The SDF took Manbij with YPG support. In response, Turkey-backed FSA groups entered the area from Jarablus and advanced on the Mare-al-Rai line. Turkey does not want the YPG and SDF in al-Bab because that will ensure a link between Manbij and the Kurdish canton of Afrin, namely, an unbroken line from the east to the west in northern Syria. Turkey's obsession, the "Kurdish corridor," will be a fact on the ground; therefore, the river crossing at al-Bab is vital for all factions right now.
Forces under the al-Bab Military Council, also supported by the YPG, are expected to surround the city soon. The SDF offers support for the operation. To the south of the city, the Syrian regime forces are preparing for an attack but that is not expected for now. The Syrian state and Russia do not want the FSA groups backed by Turkey to enter al-Bab, because then the gates will be open for these groups to enter Aleppo. Such a development would contradict the regime's goals.

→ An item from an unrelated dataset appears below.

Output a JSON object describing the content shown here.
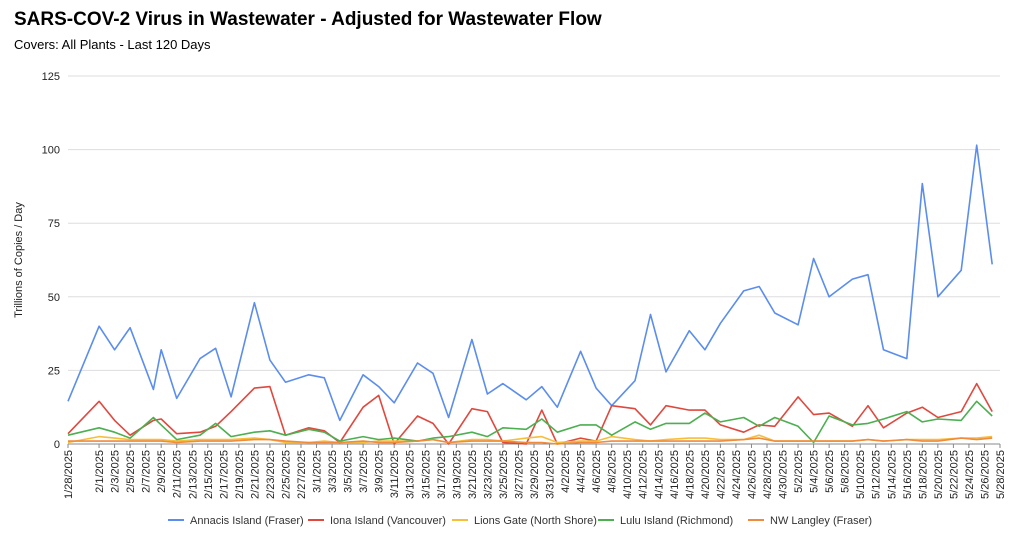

As these developments were unfolding, the United States and the YPG made an interesting move. Brett McGurk, US President Barack Obama's special envoy for the anti-IS coalition, announced that "the YPG forces that completed their mission will retreat from Manbij." Two hours later, the YPG announced their retreat from Manbij and footage was released showing their withdrawal over the Euphrates River.
It was announced that the YPG forces that retreated from Manbij would join the Raqqa operation. In return for this move, the United States apparently stopped the Turkey-backed FSA groups from entering al-Bab. The YPG retreated from Manbij to keep the Turks from entering al-Bab. US officials also emphasized that they are not offering support for Turkish troops in the al-Bab region. Thus, under current circumstances, the city of al-Bab will come under control of the al-Bab Military Council that consists of local Kurdish, Arab and Turkmen fighters. Of course this will not be easy.
If this operation is completed successfully, then the Turkey-backed FSA groups will stay in their current positions. The "corridor" that the Turks have fervently opposed between Afrin and Jazeera will be open. But this corridor will not have the colors of the Kurds or the YPG, because of stern Turkish opposition and US support for Turkey. In return, the SDF and YPG fighters are expected to push harder toward Raqqa.
Everyone in the region who spoke to Al-Monitor said that the situation will not continue as planned. Authorities in northern Syria expect Turkey to attack them at any time, and they are on alert. YPG spokesperson Firat Xelil told us Turkey has now become their primary threat. He said IS is almost defeated now, but the biggest threat is from Turkey. He added, however, that they still want to remain friendly with Turkey.
Looking at these comments, it is a matter of time for a conflict to erupt between the Turkey-backed FSA around al-Bab and Manbij and the SDF, which has a strong Kurdish element. US forces are trying to delay this conflict so the Raqqa operation isn't derailed.
If things do not go as planned but groups under Turkey's control enter al-Bab and expel IS, then al-Bab Military Council fighters will not stay passive and fight against external groups brought over by Turkey. Conflict will spread in the region. Turkey can attack Afrin and Manbij by using this conflict as an excuse. Then, the war between Turkey and the Kurds will have spread to northern Syria. This is a very worrying risk right now.
In short, unless Turkey and the Kurds reach a compromise and peace within the borders of Turkey, the cauldron will keep boiling in northern Syria. A possible reconciliation will ease Kurdish-Turkish tensions in northern Syria. But in the current situation, all signs point to clashes and more tension as the Turkish state sees the Kurds' having legal status as a great threat to its national security.